A histórica Aldeia de Carapicuíba, fundada pelo Padre José de Anchieta por volta de 1580, abriga uma importante ONG criada para a formação de crianças e jovens em cidadãos responsáveis, por meio de elementos da cultura brasileira. Maria Amélia Pereira, a Péo, percebeu a demanda por atividades culturais na periferia de Carapicuíba e criou, em 1996, a Associação da Aldeia de Carapicuíba (OCA), cujo trabalho é desenvolver a compreensão de cidadania e expressões culturais para a comunidade.
O trabalho socioeducativo da OCA é voltado para a valorização da cultura brasileira. As atividades desenvolvidas com jovens de 4 a 24 anos abordam repertórios gestual, plástico, musical e literário ligados às manifestações artísticas brasileiras. São desenvolvidas oficinas de dança, música, artes, artesanato, confecção e brincadeiras, criando uma oportunidade do exercício de cidadania e criatividade para crianças e adolescentes.

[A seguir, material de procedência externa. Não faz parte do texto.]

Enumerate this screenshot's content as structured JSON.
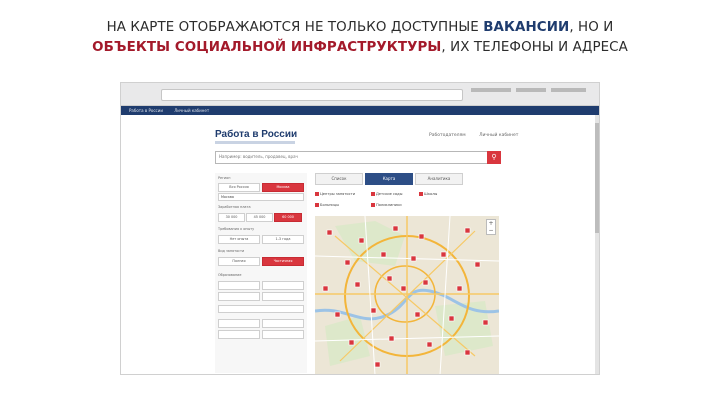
{
  "slide": {
    "line1_pre": "НА КАРТЕ ОТОБРАЖАЮТСЯ НЕ ТОЛЬКО ДОСТУПНЫЕ ",
    "line1_bold": "ВАКАНСИИ",
    "line1_post": ", НО И",
    "line2_bold": "ОБЪЕКТЫ СОЦИАЛЬНОЙ ИНФРАСТРУКТУРЫ",
    "line2_post": ", ИХ ТЕЛЕФОНЫ И АДРЕСА"
  },
  "colors": {
    "brand": "#1f3c6e",
    "accent": "#d9363e",
    "highlight_red": "#a3192a"
  },
  "site": {
    "topbar": [
      "Работа в России",
      "Личный кабинет"
    ],
    "logo": "Работа в России",
    "top_links": [
      "Работодателям",
      "Личный кабинет"
    ],
    "search_placeholder": "Например: водитель, продавец, врач",
    "search_icon": "search-icon"
  },
  "filters": {
    "groups": [
      "Регион",
      "Заработная плата",
      "Требования к опыту",
      "Вид занятости",
      "Образование"
    ],
    "buttons": [
      "Вся Россия",
      "Москва",
      "Москва",
      "30 000",
      "45 000",
      "60 000",
      "Нет опыта",
      "1-3 года",
      "Полная",
      "Частичная"
    ]
  },
  "tabs": [
    "Список",
    "Карта",
    "Аналитика"
  ],
  "legend": [
    "Центры занятости",
    "Детские сады",
    "Школы",
    "Больницы",
    "Поликлиники"
  ],
  "map": {
    "zoom_in": "+",
    "zoom_out": "−"
  }
}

A Associação também faz um trabalho de resgate das tradições da comunidade, marcada pela história de Carapicuíba – a aldeia era ponto de passagem de bandeirantes em direção ao interior. Em 1941, as casas moldadas em taipa de mão e a capela feita para catequizar os índios no fim do século XVI foram tombadas pelo Instituto do Patrimônio Histórico e Artístico Nacional (Iphan).
A OCA se localiza dentro do Parque Ecológico e Cultural da Aldeia de Carapicuíba, numa das casas tombadas pelo Iphan. A nova sede, que ficou pronta em fevereiro de 2008, foi construída integralmente com madeira certificada de reflorestamento e abriga um espaço adequado para as atividades.

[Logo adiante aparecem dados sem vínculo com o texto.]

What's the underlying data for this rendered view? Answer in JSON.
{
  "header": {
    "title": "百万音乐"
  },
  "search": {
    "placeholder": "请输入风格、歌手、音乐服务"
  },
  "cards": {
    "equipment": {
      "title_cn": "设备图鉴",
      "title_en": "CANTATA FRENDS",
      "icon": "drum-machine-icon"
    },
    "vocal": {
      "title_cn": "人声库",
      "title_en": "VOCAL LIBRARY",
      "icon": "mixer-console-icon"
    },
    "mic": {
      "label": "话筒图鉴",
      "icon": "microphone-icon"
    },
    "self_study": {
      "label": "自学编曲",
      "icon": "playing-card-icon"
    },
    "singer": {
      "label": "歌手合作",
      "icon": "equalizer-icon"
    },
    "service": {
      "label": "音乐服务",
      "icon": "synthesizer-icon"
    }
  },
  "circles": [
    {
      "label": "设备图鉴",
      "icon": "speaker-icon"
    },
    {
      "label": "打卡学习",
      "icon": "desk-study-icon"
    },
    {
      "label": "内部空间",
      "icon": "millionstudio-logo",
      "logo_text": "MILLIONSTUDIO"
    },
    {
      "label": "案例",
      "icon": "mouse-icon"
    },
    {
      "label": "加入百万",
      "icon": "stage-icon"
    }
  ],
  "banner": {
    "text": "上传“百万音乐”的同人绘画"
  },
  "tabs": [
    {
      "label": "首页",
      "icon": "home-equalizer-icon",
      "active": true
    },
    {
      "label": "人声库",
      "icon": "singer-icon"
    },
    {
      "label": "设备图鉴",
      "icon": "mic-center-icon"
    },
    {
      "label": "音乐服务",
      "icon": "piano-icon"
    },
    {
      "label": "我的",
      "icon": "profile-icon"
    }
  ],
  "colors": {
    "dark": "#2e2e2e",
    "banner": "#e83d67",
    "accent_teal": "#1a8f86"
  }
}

Em 2000 a Associação foi reconhecida como ONG e, conforme foi crescendo, integrou muitos professores aos seus projetos. A OCA se tornou Ponto de Cultura por meio de um dos primeiros editais do estado de São Paulo, ocorrido em 2005.
O trabalho dos educadores da Associação rendeu muitos frutos: em 2006 foi finalista do prêmio Cultura Viva, na área de manifestação tradicional e semifinalista em 2007, no Projeto Escola Viva. Ano passado, concorreu como finalista no Prêmio Asas, por demonstrar avanço do processo cultural da Rede de Pontos de Cultura.

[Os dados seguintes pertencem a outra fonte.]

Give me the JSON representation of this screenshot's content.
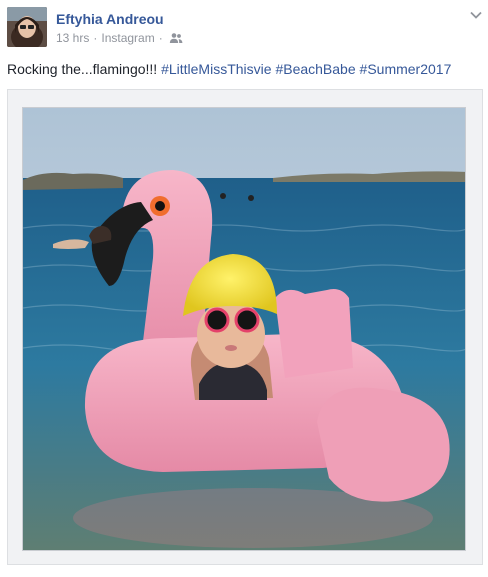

A OCA também ganhou muitos prêmios, como o Ponto de Leitura, com a doação de 500 exemplares para o acervo da Associação; Intercâmbio Ponto a Ponto, em que dois jovens da OCA fizeram intercâmbio com dois jovens de Recife para compartilhar conhecimentos; e o Prêmio Intervenções Artísticas, com o músico Paulo Padilha atuando na entidade. Padilha e o grupo Si Toca, formado por jovens do Ponto de Cultura, abriram a última Virada Cultural de São Paulo com o espetáculo Si Mi Ré Lá, no CEU Butantã.
Mas o maior prêmio, para a educadora Lucilene Silva, é ver que o trabalho deu certo, a formação de jovens tornou-se um ciclo na OCA. “Nossas crianças cresceram e continuaram aqui. Hoje são jovens que se tornaram monitores e educam outra geração de crianças.”
Uma das parcerias da Associação, com o Teatro Brincante, contribui na formação de jovens. O Centro de Formação de Educadores Brincantes atende aos professores das redes municipal e particular de escolas e garante aos jovens a oportunidade de estagiar, estudar para desenvolver atividades com outras crianças, não só na ONG, mas em outras comunidades e associações.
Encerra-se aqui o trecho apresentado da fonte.